Dabei stellt sich heraus, dass Patricia eine „kleine“ Kräuterhexe ist … sie kennst sich bestens damit aus, was so rechts und links des Weges blüht und wofür es einsetzbar ist. Obwohl die Blüten durch den Regen der letzten Tage alle feucht sind, kann sich Patricia irgendwann nicht mehr zurückhalten und pflückt einen ganz Strauß.
Ein bisschen quengelig wird Anna jetzt schon, und Suri würde sich auch gerne mal eine halbe Stunde hinlegen. Jetzt haben wir immerhin unser Ziel mehr oder weniger vor Augen … ein wunderschöner Blick auf das Städtchen an der Ohm. Einige Zeit später kommen wir an einen Seitenarm der Ohm …
… den wir über große Trittsteine überqueren können und von dort aus die Hainmühle erreichen …
Mit Entsetzen stellen wir kurze Zeit später fest, dass wir wieder vor dem steilen Waldpfad stehen, den wir am Vormittag hinab gekraxelt sind. Müssen wir da nun wieder mühsam hinauf? Eigentlich nicht – ein paar Schritte weiter, und wir hätten bequem durch die Gärten und den Park wieder zu unserem Ausgangspunkt laufen können. Aber in diesem Moment haben wir nicht so weit gedacht und uns mit unserem Schicksal abgefunden, dass wir den Weg wieder hinauf schnaufen … wir haben es ja schließlich auch geschafft. Anna hat sich über uns kaputt gelacht, aber auch sie ist froh, als wir oben angekommen sind.
Wir finden, dass wir uns eine Belohnung verdient haben und machen uns auf die Suche nach einer Eisdiele. Netterweise dürfen wir die Hunde mit in das Café nehmen. Leider habe ich mir den Namen nicht gemerkt, aber ich glaube, es war das Eiscafé Venezia.
Fazit
Ich muss zu allererst der 11-jährigen Anna ein großes Kompliment machen, denn sie hat tapfer und sehr fröhlich die ganze Wanderung durchgehalten. Erst ganz zum Schluss hat sie ein wenig gequengelt, aber da waren Patricia und ich auch schon ein wenig kaputt.
Die Wanderung war sehr schön, abwechslungsreich und gut ausgeschildert (obwohl ich glaube, dass wir zum Ende hin irgendwo falsch abgebogen sind und zwei oder drei Kilometer zusätzlich durch Mais- und andere Felder marschiert sind …). Darüber hinaus werden besondere Orte/Stelle/Punkten anhand von ausführlichen Informationstafeln erklärt. Auf dem ganzen Weg gibt es immer wieder schöne Rastplätze, die zu einer kleinen Pause einladen. Für Hunde gibt es unterwegs ausreichend Trinkmöglichkeiten.

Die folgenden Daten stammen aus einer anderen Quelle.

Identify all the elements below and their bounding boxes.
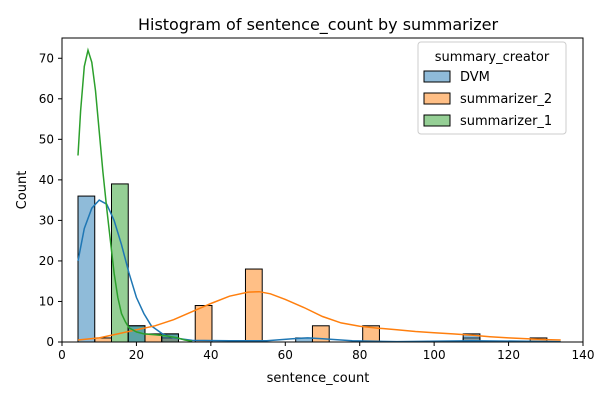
legend-swatch bbox=[423, 70, 451, 83]
kde-line bbox=[77, 290, 561, 341]
y-tick-label: 30 bbox=[39, 213, 54, 227]
y-tick-label: 70 bbox=[39, 51, 54, 65]
x-tick-label: 60 bbox=[278, 348, 293, 362]
y-tick-label: 0 bbox=[46, 335, 54, 349]
y-axis-label: Count bbox=[15, 171, 30, 210]
y-tick-label: 10 bbox=[39, 294, 54, 308]
x-tick-label: 100 bbox=[423, 348, 446, 362]
legend-label: DVM bbox=[460, 70, 490, 85]
x-tick-label: 80 bbox=[352, 348, 367, 362]
x-tick-label: 0 bbox=[58, 348, 66, 362]
y-tick-label: 60 bbox=[39, 92, 54, 106]
x-tick-label: 120 bbox=[497, 348, 520, 362]
legend-box bbox=[417, 41, 567, 135]
x-tick-label: 20 bbox=[129, 348, 144, 362]
kde-line bbox=[77, 199, 561, 343]
axes-frame bbox=[61, 37, 584, 343]
legend-swatch bbox=[423, 92, 451, 105]
histogram-bar bbox=[194, 305, 213, 343]
y-tick-label: 50 bbox=[39, 132, 54, 146]
y-tick-label: 40 bbox=[39, 173, 54, 187]
legend-label: summarizer_2 bbox=[460, 92, 552, 107]
legend-swatch bbox=[423, 114, 451, 127]
chart-title: Histogram of sentence_count by summarize… bbox=[138, 15, 498, 35]
legend-label: summarizer_1 bbox=[460, 114, 552, 129]
x-tick-label: 140 bbox=[572, 348, 595, 362]
plot-area: 0 20 40 60 80 100 120 140 0 10 20 30 40 50 60 70 bbox=[39, 37, 595, 362]
histogram-bar bbox=[244, 268, 263, 343]
x-axis-label: sentence_count bbox=[267, 371, 370, 386]
legend: summary_creator DVM summarizer_2 summarize… bbox=[417, 41, 567, 135]
x-tick-label: 40 bbox=[203, 348, 218, 362]
histogram-bar bbox=[77, 195, 96, 343]
kde-line bbox=[77, 47, 193, 342]
legend-title: summary_creator bbox=[435, 50, 550, 65]
y-tick-label: 20 bbox=[39, 254, 54, 268]
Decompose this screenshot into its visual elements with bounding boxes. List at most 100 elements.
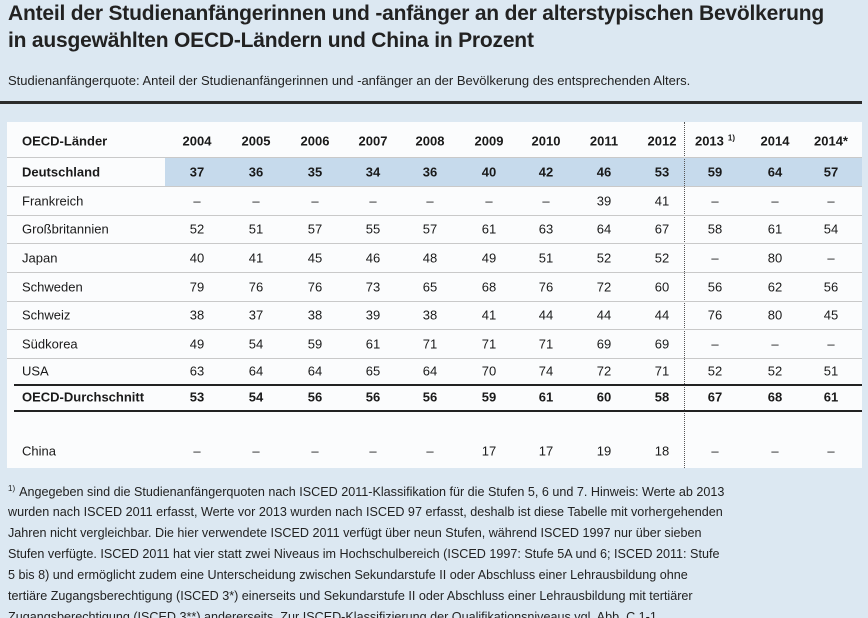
cell: 67 (707, 389, 723, 405)
footnote-line: tertiäre Zugangsberechtigung (ISCED 3*) … (8, 589, 693, 603)
row-label: Südkorea (22, 336, 78, 352)
column-header: OECD-Länder (22, 133, 108, 149)
cell: 41 (481, 307, 497, 323)
cell: 64 (767, 164, 783, 180)
cell: 41 (248, 250, 264, 266)
column-separator (684, 122, 685, 468)
cell: 80 (767, 250, 783, 266)
row-label: Großbritannien (22, 221, 109, 237)
cell: 65 (365, 363, 381, 379)
column-header-text: 2005 (241, 133, 271, 149)
divider (0, 101, 862, 104)
column-header: 2010 (532, 134, 561, 149)
cell: – (193, 443, 201, 459)
cell: – (369, 193, 377, 209)
cell: 49 (189, 336, 205, 352)
cell: – (485, 193, 493, 209)
footnote-marker: 1) (8, 484, 16, 493)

Wir sind an diesem Tag nur wenigen anderen Wanderern begegnet. Uns wurde allerdings hinterher erzählt, dass dieser Wanderweg insbesondere an den Wochenenden sehr stark frequentiert wird.
Weitere Informationen:
- Die Schächerbachtour ist neun Kilometer lang und als leicht beschrieben, da der Höhenunterschied, der zu bewältigen ist, nur insgesamt 130 Meter beträgt. Die Tour ist daher auch ideal für Familien mit Kindern.
- Anfang und Ende der Tour ist der Parkplatz an der Stadthalle (es fallen keine Parkkosten an). Hier hängt auch nochmals eine ausführliche Wegbeschreibung.
- Die Hain- und die Pletschmühle sind zwischen April und Dezember mit Gastronomie geöffnet. Die Hainmühle ist in dieser Zeit ab 11.30 Uhr durchgehend geöffnet. Die Pletschmühle ist unter der Woche ab 18 Uhr geöffnet, sonntags ab 11 Uhr, Montag ist Ruhetag.
- Homberg (Ohm) ist ca. zehn Kilometer von der nächsten Anschlussstelle an die A5 entfernt. Von Frankfurt aus erreicht man den Ort im Vogelsberg in einer knappen Stunde.
- Weitere Informationen findet Ihr bei der Vogelsberg Touristik.